Confieso que el artículo evadió la contradicción entre migración y territorialidad. Ambas se juntan en el punto más tenebroso del ser humano. Y cierto es que, admitida la evasión, la conclusión del lector es inevitable. El problema no es de forma, sino de esencia. La migración se valida con la posesión irreductible y violenta del territorio adquirido.

La población, siempre creciente, demanda más migración para asegurar más recursos. El carácter excluyente, expansivo y agresivo de la posesión, legitimó la violencia y la guerra, más vitoreadas que las ciencias y las artes.

Durante millares de años la migración cruzó etnias, fecundó culturas, aproximó religiones, asimiló costumbres, integró economías. Fue y es la gran polinizadora de la humanidad. Ahora el homo sapiens pretende colonizar el espacio exterior. Pero emprende su más grandiosa migración sin resolver antes su contradicción evolutiva, que ha desgarrado a la humanidad durante 10 mil años de locura homicida.

Pensadores y guías espirituales han buscado con afán frustrado las causas últimas de esa tragedia: codicia, poder, nacionalismos, religiones, luchas de “razas”, luchas de clases. Pero casi siempre la búsqueda ha omitido la evolución biológica y cultural, origen y condición de la naturaleza social de los humanos.

A mediados del siglo pasado, el científico y pensador Robert Ardrey (EUA, 1908-1980) observó que todos los seres vivos buscan y defienden su hábitat con la violencia de que disponen. Llamó “imperativo territorial” –el título de su libro cumbre- a este rasgo de las sociedades animales, que en los humanos degenera con facilidad en violencia y guerra. Así ha sido, así es y parece que así será.

¿Queda esperanza? Quizás venga de la propia evolución, con algún atisbo de sensatez que el ser humano debió adquirir en 10 mil años: sobreviven los que mejor se adaptan a los cambios del entorno y de los provocados por las propias especies. Esto debería ser la globalización: una adaptación a cambios de la evolución social. Acercados pueblos y naciones por el comercio, la diplomacia, el derecho, el progreso material equitativo y la tolerancia mutua, el imperativo territorial podría evolucionar a un sentimiento de pertenencia a la especie, cuyo territorio sería el planeta tierra.

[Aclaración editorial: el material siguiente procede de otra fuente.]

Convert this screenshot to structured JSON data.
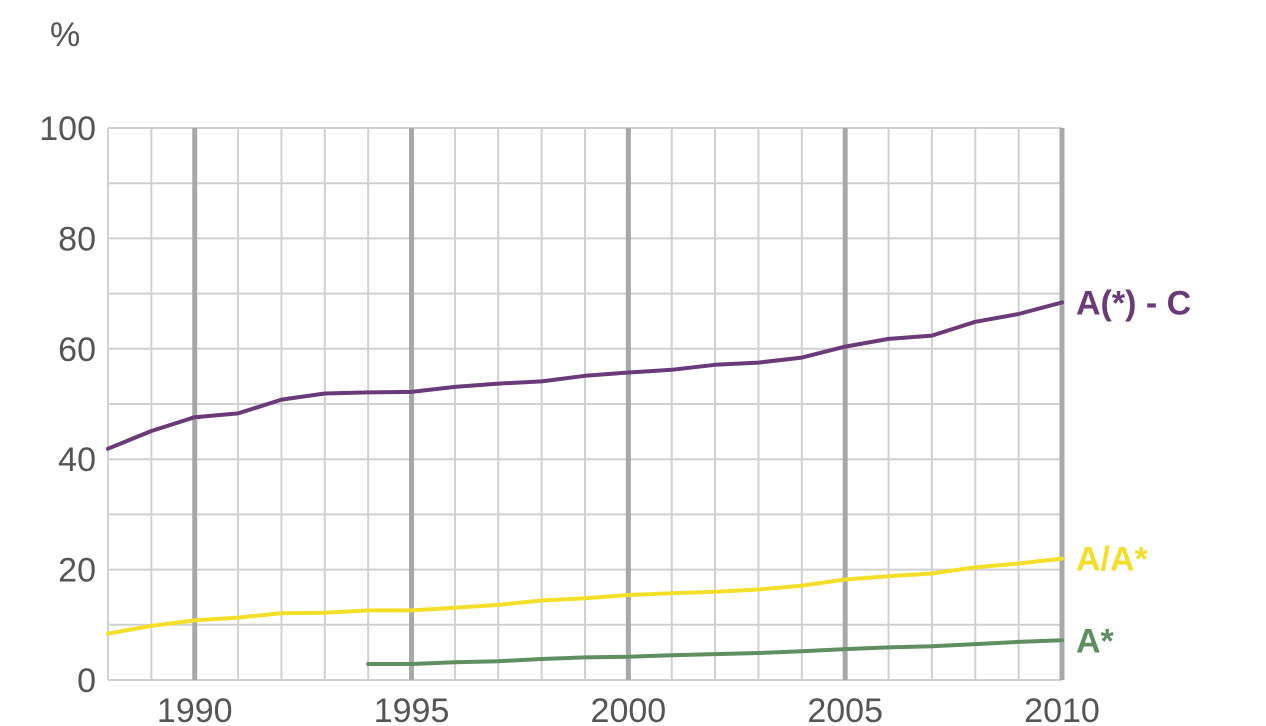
{
  "chart_data": {
    "type": "line",
    "title": "",
    "ylabel": "%",
    "xlabel": "",
    "xlim": [
      1988,
      2010
    ],
    "ylim": [
      0,
      100
    ],
    "xticks": [
      1990,
      1995,
      2000,
      2005,
      2010
    ],
    "yticks": [
      0,
      20,
      40,
      60,
      80,
      100
    ],
    "grid": true,
    "series": [
      {
        "name": "A(*) - C",
        "color": "#6b3a78",
        "x": [
          1988,
          1989,
          1990,
          1991,
          1992,
          1993,
          1994,
          1995,
          1996,
          1997,
          1998,
          1999,
          2000,
          2001,
          2002,
          2003,
          2004,
          2005,
          2006,
          2007,
          2008,
          2009,
          2010
        ],
        "y": [
          41.9,
          45.1,
          47.6,
          48.3,
          50.8,
          51.9,
          52.1,
          52.2,
          53.1,
          53.7,
          54.1,
          55.1,
          55.7,
          56.2,
          57.1,
          57.5,
          58.4,
          60.4,
          61.8,
          62.4,
          64.9,
          66.3,
          68.4
        ]
      },
      {
        "name": "A/A*",
        "color": "#f3df27",
        "x": [
          1988,
          1989,
          1990,
          1991,
          1992,
          1993,
          1994,
          1995,
          1996,
          1997,
          1998,
          1999,
          2000,
          2001,
          2002,
          2003,
          2004,
          2005,
          2006,
          2007,
          2008,
          2009,
          2010
        ],
        "y": [
          8.4,
          9.8,
          10.8,
          11.3,
          12.1,
          12.2,
          12.6,
          12.6,
          13.1,
          13.6,
          14.4,
          14.8,
          15.4,
          15.7,
          16.0,
          16.4,
          17.1,
          18.2,
          18.8,
          19.3,
          20.4,
          21.1,
          22.0
        ]
      },
      {
        "name": "A*",
        "color": "#5f8e60",
        "x": [
          1994,
          1995,
          1996,
          1997,
          1998,
          1999,
          2000,
          2001,
          2002,
          2003,
          2004,
          2005,
          2006,
          2007,
          2008,
          2009,
          2010
        ],
        "y": [
          2.9,
          2.9,
          3.2,
          3.4,
          3.8,
          4.1,
          4.2,
          4.5,
          4.7,
          4.9,
          5.2,
          5.6,
          5.9,
          6.1,
          6.5,
          6.9,
          7.2
        ]
      }
    ]
  }
}
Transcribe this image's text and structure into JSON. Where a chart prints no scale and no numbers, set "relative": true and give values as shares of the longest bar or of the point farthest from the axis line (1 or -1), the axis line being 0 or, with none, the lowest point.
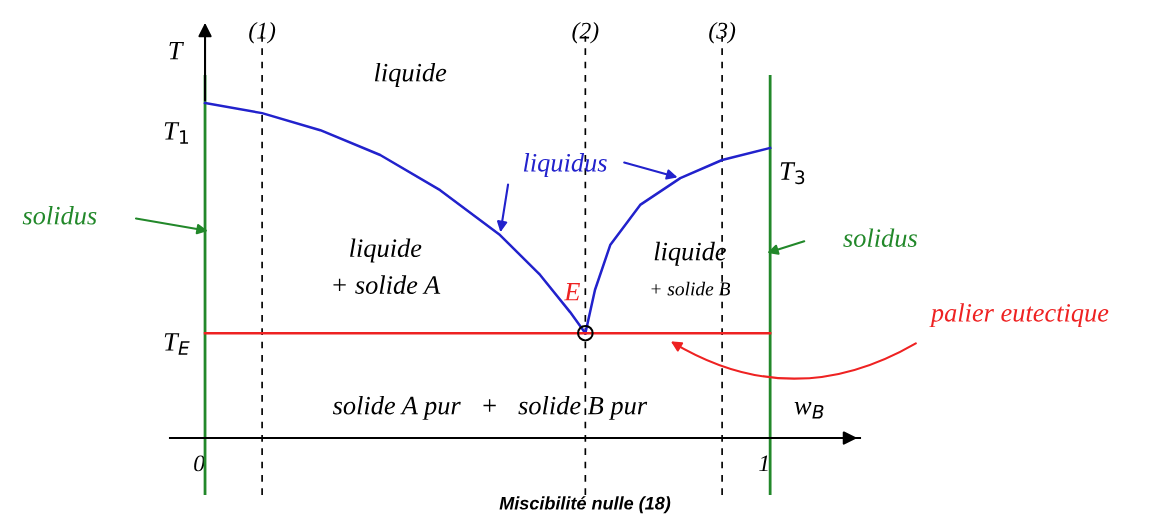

Pero la globalización ha pervertido el cauce evolutivo, al exacerbar el consumismo de lo innecesario, que cosifica a las personas; al agravar la concentración de los ingresos entre naciones y personas; al depredar la naturaleza. El papa Ratzinger, presintiendo las consecuencias teológicas nocivas del extravío, propuso un pacto entre los líderes religiosos del mundo para instar a los poderes globales a cambiar el curso suicida de la economía mundial. Plantea la propuesta en su obra Many Religions, One Covenant. La Unión Europea es un ejemplo esperanzador. El Brexit, por desgracia, es un miope intento localista, un estorbo en contravía de la evolución.

Por otra parte, la marejada populista, aislacionista y nacionalista que recorre el mundo, recalienta el extremo territorial de la contradicción evolutiva, a la vez que trata de eliminar el extremo migratorio. Es la antigua lucha entre humanismo e irracionalismo.

Quizás la esencia del homo sapiens sea su naturaleza contradictoria. Así pensó Robert Ardrey, que penetró en el tema como científico, y lo entendió como humanista: “Si el hombre es una maravilla, entonces lo maravilloso debe residir en el cúmulo de sus contradicciones”. Las sufre, y casi siempre las resuelve. Ese podría ser el último rincón de la esperanza.